7 Ways to Help Six Sigma Change Take Root
The pull of old habits and engrained ways of doing business is a force more powerful than we acknowledge. However, there are several tools that Six Sigma project teams can use to help ensure that new projects become a permanent part of doing business.
Force Field Analysis – This analytical tool acknowledges that there are two opposing factors – enabling forces and resisting forces – that determine if a change lasts or perishes.
For example, if the proposed change is purchasing new manufacturing equipment, factors that support the change include: higher productivity, lower product cost and better product quality. These are all the enabling forces. They are opposed by resisting forces which include: cost of new equipment, disruption of production and employee fear of new technology.
When enabling forces and resisting forces are equal nothing will change. Force field analysis helps project teams identify where to focus their energies. The creator of Force Field Analysis, Kurt Lewin, taught that the most elegant way to implement change is to reduce the intensity of restraining forces.
The best way to implement the change of purchasing new manufacturing equipment is not simply by placing more emphasis on the enabling forces of lower product cost and higher productivity. It comes through weakening the resisting forces by providing employee training and reducing new equipment costs.
Making Change Last Checklist
This is another tool to help institutionalize Six Sigma change in the organization. This list has six components to help the project team make change last:
- Early Successes – When a Six Sigma team builds quick and early progress into the project plan, it creates positive morale and momentum. Connecting early success to larger, more long-term elements of the project helps sustain it over time.
- Commitment – If a Six Sigma project is going to make it from the white board to the factory floor, it requires commitment: support and energy from project sponsors, time and resources from employees and funding from the company. Winning these commitments helps the new process take hold. An organization best demonstrates its commitment to a new process by burning its bridges and pulling the plug on the old process. This eliminates failure as an option.
- Excitement – Don’t underrate this important factor in making process change permanent. Excitement is not only for game show audiences; it plays an important role in sustaining a project from implementation to institutionalization. The project team does more than simply make a plan for change. The Six Sigma change team is also responsible for communicating and conveying the exciting benefits of deploying the new process.
- Resources – Leadership can greatly increase the odds of a change becoming institutionalized by providing resources of time and money to make the project fully operational.
- Integration – The new process must work and play well with existing processes.
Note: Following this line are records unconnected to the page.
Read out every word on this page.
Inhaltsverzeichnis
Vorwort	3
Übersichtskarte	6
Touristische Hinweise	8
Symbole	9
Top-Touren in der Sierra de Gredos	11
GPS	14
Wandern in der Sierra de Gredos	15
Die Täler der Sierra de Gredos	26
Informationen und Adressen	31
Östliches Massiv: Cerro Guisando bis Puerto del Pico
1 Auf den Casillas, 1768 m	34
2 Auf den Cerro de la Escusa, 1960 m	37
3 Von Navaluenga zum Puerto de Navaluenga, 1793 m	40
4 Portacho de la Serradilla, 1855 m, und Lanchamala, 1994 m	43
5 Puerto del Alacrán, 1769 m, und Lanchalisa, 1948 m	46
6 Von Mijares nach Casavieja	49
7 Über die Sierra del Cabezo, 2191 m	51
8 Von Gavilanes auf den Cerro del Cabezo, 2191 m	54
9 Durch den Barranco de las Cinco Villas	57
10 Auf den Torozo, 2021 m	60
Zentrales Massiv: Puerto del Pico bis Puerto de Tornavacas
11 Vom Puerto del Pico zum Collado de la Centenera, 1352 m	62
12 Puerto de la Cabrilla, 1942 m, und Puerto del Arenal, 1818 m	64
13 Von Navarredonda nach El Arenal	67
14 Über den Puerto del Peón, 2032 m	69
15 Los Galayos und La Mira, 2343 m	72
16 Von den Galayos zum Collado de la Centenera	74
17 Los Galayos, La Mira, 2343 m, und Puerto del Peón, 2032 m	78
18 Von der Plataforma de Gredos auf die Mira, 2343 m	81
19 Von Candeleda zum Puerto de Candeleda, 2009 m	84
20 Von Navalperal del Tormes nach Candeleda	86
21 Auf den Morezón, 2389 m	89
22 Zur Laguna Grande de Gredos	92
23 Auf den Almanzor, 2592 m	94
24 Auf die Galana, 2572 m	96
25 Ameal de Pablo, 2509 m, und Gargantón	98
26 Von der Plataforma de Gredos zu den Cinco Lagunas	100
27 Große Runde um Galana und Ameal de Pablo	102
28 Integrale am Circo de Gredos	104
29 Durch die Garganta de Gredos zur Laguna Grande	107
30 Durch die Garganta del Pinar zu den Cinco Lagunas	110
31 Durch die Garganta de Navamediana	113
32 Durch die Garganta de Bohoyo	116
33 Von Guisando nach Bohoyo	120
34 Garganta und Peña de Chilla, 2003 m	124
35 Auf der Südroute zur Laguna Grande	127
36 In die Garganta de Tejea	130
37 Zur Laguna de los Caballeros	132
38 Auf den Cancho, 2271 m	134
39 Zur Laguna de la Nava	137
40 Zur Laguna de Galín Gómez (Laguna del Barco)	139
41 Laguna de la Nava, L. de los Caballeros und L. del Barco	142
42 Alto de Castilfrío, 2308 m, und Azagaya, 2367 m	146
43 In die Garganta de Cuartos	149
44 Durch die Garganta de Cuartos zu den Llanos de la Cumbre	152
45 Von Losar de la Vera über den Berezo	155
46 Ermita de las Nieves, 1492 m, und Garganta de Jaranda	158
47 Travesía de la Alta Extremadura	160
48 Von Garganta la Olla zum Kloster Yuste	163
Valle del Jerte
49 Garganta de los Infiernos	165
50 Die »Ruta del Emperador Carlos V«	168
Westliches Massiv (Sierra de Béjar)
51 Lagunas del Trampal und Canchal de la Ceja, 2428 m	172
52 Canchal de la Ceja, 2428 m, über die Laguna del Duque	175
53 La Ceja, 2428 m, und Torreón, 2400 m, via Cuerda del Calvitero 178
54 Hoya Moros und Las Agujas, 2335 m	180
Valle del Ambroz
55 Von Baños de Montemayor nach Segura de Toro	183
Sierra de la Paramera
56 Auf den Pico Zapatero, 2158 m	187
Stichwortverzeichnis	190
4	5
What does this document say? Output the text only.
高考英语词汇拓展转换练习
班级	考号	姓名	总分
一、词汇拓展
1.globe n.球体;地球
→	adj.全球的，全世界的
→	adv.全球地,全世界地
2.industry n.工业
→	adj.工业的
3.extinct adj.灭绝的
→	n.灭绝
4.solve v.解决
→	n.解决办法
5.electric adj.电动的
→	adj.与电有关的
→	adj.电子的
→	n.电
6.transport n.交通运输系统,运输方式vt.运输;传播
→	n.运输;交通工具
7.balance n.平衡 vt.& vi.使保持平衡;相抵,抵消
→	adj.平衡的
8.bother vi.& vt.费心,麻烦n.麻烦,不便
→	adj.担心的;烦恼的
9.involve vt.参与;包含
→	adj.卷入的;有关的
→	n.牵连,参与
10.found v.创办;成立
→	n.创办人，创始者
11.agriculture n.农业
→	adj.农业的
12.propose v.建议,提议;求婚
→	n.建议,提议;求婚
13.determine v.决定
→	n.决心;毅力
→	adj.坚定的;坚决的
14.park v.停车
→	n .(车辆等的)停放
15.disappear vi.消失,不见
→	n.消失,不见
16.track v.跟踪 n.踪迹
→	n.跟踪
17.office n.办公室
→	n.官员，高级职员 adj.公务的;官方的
Part of the project team’s responsibility is to make sure that new processes dovetail smoothly with existing processes. Open communication between departments helps ensure that new and existing processes can work together harmoniously.
- Learning from Experience – What the Six Sigma project team learns in creating a new process can be just as valuable as the process itself. The team can record this information and help the change become part of daily operations by creating detailed process documentation.
No matter how beneficial a new change may be, there is always the pull of inertia back to the old way of doing things, even if it didn’t work very well to begin with. Your team must fight to instill change, even changes that everyone agrees on. Follow the seven steps above to help overcome the natural imperative of resisting change.